Thirty six mathematics and science teachers from all over Korea along with 5 supervisors participated in a ten-day educational program organized by the Curriculum Research & Development Group in the College of Education January 11–21. The group, sponsored by the Korean Ministry of Education and coordinated by the Korean Educational Development Institute (KEDI), came to learn about the innovative programs and approaches to teaching, learning, and assessment developed at CRDG. Each from different provinces in Korea, the teachers were chosen in a very competitive process by their Ministry of Education.
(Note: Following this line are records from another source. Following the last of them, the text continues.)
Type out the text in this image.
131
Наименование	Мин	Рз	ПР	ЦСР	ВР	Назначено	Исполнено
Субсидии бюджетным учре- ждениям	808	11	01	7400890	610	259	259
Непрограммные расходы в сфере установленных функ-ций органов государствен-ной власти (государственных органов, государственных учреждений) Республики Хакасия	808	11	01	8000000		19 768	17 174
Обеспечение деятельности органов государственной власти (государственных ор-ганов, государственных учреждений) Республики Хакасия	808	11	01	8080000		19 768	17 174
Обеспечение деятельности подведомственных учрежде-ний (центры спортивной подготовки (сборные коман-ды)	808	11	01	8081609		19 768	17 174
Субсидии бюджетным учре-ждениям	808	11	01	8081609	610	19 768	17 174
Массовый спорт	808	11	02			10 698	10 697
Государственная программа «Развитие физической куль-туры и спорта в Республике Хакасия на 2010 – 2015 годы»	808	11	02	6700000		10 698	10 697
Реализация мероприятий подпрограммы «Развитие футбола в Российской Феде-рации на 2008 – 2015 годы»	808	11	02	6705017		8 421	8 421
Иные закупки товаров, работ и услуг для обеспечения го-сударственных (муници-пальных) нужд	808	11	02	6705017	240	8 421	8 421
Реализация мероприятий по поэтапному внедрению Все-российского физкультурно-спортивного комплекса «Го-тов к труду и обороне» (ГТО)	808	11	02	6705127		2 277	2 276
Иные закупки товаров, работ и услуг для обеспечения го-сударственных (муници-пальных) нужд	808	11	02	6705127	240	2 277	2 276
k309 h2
“We are honored to learn of the interest of these South Korean educators in our work and to be asked to share our approaches to teaching and learning over an extended period of time,” said CRDG Director Donald Young. “We were able to put together a showcase of our mathematics and science programs that challenged the teachers to think in new and creative ways and engage with us in extended discussion about our common interests in improving education.”
The visit included daily professional development sessions in science and mathematics teaching and observations of classes at the University Laboratory School. Sessions focused on the inquiry-based instructional programs developed by CRDG that challenge students of all ability levels. A group of seven Laboratory School students of Korean ancestry in grades six through twelve volunteered to host the teachers, showing them around campus and joining them for a “talk story and lunch” in the cafeteria.
The group was also able to visit other schools on O‘ahu, including Punahou, to see where President Obama went to school, and Nui Valley Elementary School where the delegation learned about the school’s International Baccalaureate program.